28th Defence Secretary of India
- In office 20 October 2000 – 30 June 2002
- Preceded by: T. R. Prasad
- Succeeded by: Subir Dutt

32nd Chief Secretary of Uttar Pradesh
- In office 2 April 1998 – 20 October 2000
- Preceded by: Ravindra Shankar Kumar
- Succeeded by: B. N. Tiwari

Water Resources Secretary of India
- In office 1 April 1997 – 1 April 1998

Personal details
- Born: 26 May 1942 (age 84) United Provinces, British India (now Uttar Pradesh, India)
- Occupation: Retired IAS officer
- Awards: Dean Paul H. Appleby Award (2017)

= Yogendra Narain =

Former Chief Secretary of Uttar Pradesh

Yogendra Narain (born 26 June 1942) is a 1965 batch retired Indian Administrative Service (IAS) officer of Uttar Pradesh cadre. He is a former Secretary General of the Rajya Sabha. He also served as the Defence Secretary of India, Chief Secretary of Uttar Pradesh, Surface Transport Secretary of India. He is the current Chancellor of Hemwati Nandan Bahuguna Garhwal University (HNBGU) situated in Pauri Garhwal district of Uttrakhand. From 2007 to 2017, he was serving as Director at Reliance Power and Reliance Infrastructure.

==Education==
Yogendra Narain holds a diploma in Development Economics. He is also a graduate (BSc) in Physical Chemistry and a postgraduate (MA) in Political Science. He also holds MPhil and PhD degrees.

== Career ==
Yogendra Narain served in various key positions for both the Government of India and the Government of Uttar Pradesh, like as the Chief Secretary of Uttar Pradesh, first Chairman of Greater NOIDA, Principal Secretary (Information), Principal Secretary to the Chief Minister of Uttar Pradesh, Principal Secretary to the Governor of Uttar Pradesh, Secretary (Power and Irrigation) and as the District Magistrate and Collector of Lucknow and Muzaffarnagar districts in the Government of Uttar Pradesh, and as the Union Defence Secretary, Union Surface Transport Secretary, first Chairman of National Highways Authority of India and as the Joint Secretary (Ports) in the Ministry of Surface Transport in the Union Government.
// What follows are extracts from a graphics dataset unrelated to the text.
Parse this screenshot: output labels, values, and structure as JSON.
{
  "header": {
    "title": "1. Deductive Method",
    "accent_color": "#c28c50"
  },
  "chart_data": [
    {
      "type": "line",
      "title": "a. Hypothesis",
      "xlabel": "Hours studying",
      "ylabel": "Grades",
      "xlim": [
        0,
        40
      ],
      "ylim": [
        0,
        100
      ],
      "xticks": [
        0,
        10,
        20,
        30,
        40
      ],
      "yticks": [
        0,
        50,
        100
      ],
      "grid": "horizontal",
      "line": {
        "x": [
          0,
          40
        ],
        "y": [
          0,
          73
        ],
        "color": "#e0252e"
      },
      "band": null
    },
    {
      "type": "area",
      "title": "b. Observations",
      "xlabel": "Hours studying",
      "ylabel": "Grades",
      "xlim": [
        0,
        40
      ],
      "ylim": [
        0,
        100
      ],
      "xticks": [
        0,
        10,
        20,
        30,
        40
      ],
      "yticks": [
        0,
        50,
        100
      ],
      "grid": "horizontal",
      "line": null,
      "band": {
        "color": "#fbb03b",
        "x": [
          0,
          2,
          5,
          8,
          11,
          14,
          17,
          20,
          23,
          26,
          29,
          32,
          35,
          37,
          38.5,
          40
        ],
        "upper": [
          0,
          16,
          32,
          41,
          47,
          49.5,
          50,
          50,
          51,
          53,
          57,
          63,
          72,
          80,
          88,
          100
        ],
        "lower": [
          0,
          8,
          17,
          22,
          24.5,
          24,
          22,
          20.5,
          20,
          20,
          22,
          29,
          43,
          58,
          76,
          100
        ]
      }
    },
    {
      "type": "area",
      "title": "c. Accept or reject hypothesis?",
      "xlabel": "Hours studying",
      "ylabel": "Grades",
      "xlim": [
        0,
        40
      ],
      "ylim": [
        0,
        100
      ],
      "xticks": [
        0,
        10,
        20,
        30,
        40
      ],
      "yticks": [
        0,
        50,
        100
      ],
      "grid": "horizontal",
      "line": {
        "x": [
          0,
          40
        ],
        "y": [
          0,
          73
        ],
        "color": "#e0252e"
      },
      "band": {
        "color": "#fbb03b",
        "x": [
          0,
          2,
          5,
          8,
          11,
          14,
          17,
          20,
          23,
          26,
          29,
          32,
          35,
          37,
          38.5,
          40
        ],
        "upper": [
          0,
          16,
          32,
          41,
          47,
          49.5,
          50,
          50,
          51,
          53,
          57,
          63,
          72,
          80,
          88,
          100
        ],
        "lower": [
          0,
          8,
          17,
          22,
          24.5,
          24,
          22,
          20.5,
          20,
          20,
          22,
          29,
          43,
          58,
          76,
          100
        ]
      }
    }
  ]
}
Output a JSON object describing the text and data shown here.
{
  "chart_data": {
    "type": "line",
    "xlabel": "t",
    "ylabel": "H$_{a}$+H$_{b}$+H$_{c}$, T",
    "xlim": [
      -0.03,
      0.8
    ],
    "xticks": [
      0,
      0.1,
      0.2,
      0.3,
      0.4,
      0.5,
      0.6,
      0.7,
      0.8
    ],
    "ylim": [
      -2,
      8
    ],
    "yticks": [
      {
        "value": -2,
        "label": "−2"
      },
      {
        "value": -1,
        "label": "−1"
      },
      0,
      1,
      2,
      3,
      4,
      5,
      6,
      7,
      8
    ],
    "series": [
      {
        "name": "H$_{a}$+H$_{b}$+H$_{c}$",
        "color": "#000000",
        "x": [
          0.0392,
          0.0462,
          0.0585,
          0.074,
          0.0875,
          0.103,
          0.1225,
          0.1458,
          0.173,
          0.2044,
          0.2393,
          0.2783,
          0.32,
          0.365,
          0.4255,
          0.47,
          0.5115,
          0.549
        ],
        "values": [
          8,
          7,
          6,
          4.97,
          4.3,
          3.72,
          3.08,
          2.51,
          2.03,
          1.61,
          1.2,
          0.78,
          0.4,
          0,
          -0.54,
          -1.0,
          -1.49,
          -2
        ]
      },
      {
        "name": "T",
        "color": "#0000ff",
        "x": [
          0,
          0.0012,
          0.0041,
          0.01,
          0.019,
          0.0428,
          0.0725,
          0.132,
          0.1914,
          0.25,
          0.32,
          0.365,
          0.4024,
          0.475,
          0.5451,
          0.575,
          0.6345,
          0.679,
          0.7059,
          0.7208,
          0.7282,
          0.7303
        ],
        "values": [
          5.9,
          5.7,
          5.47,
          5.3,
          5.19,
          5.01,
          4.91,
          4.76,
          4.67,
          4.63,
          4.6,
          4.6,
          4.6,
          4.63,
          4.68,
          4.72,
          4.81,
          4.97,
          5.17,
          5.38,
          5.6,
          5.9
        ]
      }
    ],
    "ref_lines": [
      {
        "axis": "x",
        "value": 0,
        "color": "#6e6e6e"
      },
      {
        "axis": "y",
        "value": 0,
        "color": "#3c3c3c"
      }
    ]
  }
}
=== Surface Transport Secretary ===
Narain was appointed the Union Surface Transport Secretary by the Appointments Committee of the Cabinet (ACC), he assumed the office on 1 April 1997 and demitted it on 1 April 1998.

=== Chief Secretary of Uttar Pradesh ===
Narain was appointed the Chief Secretary of Uttar Pradesh by the Chief Minister of Uttar Pradesh, he assumed the office on Chief Secretary on 2 April 1998 and demitted it on 20 October 2000, serving as the state's top bureaucrat for more than two years.

=== Defence Secretary ===
Narain was appointed the Union Defence Secretary by the Appointments Committee of the Cabinet, he assumed the office on 20 October 2000 and demitted it on 30 June 2002.

=== Secretary-General of Rajya Sabha ===
Narain was appointed the Secretary General of the Rajya Sabha, the upper house of the Indian Parliament by the Vice President of India and ex-officio Chairman of Rajya Sabha, he assumed the office of 1 September 2002 and demitted it on 14 September 2007.

== Awards ==
- Dean Paul H. Appleby Award – given for distinguished civil service.